7. The method of either of claims 1 through 6 wherein the first compression scheme is a lossless compression scheme.

8. The method of either of claims 1 through 7 wherein any of the first or the second compression schemes used comprise the following steps:

- designating one of the pixels in a frame to be a first pixel;

- organizing the totality of the pixels in said frame in a series such that all pixels are accounted for;

- creating n files, each on of which correspond to one bit position in a pixel;

- recording the value of each bit of the first pixel in its corresponding file;

- appending each file with a value of 0 or 1 depending on whether the value of the corresponding bit of the next pixel in the series is equal to the value of the corresponding bit of the previous pixel or the value of the corresponding bit of the next pixel in the series is not equal to the value of corresponding bit of the previous pixel;

- performing a compression on the n files according to a lossless compression scheme;

- outputting a plurality of said compressed files.

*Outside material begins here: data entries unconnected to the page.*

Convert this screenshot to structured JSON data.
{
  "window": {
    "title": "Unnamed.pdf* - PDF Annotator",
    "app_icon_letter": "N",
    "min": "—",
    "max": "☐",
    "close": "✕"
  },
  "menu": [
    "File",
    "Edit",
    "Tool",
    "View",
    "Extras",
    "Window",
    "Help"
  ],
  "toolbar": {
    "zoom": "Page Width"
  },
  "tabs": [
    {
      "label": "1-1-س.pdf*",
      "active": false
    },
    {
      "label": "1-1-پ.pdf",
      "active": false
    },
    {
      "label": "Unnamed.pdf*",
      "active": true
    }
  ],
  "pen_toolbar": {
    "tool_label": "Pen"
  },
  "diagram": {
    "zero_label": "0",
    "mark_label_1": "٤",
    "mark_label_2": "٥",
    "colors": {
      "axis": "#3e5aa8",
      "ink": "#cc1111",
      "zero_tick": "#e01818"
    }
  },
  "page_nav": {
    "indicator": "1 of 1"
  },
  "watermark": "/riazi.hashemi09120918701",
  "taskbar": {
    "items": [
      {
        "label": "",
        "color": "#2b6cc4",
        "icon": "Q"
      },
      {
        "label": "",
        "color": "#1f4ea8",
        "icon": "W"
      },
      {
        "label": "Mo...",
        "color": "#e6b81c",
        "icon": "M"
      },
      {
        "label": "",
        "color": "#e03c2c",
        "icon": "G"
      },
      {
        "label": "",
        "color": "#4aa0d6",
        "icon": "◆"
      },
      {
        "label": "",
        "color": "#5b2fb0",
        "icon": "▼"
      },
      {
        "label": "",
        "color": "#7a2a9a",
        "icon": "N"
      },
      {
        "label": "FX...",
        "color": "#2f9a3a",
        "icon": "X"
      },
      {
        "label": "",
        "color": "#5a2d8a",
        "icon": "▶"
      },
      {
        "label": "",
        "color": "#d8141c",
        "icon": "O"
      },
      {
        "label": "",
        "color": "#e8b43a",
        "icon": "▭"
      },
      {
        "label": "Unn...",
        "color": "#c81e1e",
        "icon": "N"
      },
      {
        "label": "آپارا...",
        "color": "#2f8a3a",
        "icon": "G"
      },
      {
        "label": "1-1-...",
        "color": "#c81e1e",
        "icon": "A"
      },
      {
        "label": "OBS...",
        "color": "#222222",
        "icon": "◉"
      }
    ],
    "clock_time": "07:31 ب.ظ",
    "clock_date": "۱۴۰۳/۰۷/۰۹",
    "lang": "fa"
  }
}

9. A method for decoding digital video data from a plurality of compressed data files, said method yielding video data comprising values describing pixel values organized in a plurality of frames, said method comprising the following steps:

- receiving a first compressed data file; - uncompressing the first compressed data file to give a downsized frame;

- upconverting the downsized frame to give an upsized frame;

- generating a smoothed frame from the upsized frame by dividing said upsized frame into blocks of a predefined number of pixels, inspecting the individual values of said pixels, calculating an average per block of said pixel values and replacing the pixel values in each block by the average per block thus calculated;

- receiving a second compressed data file;

- uncompressing the second compressed data file to give a second contour frame;

- combining the smoothed frame and the second contour frame to give the decoded digital video frame.

10. The method of claim 9 wherein the upconverting is achieved by interpolation.

11. The method of either of claims 9 or 10 wherein the predefined number of pixels in the groups considered during the smoothing operation is defined such that is not equal to the downsampling factor.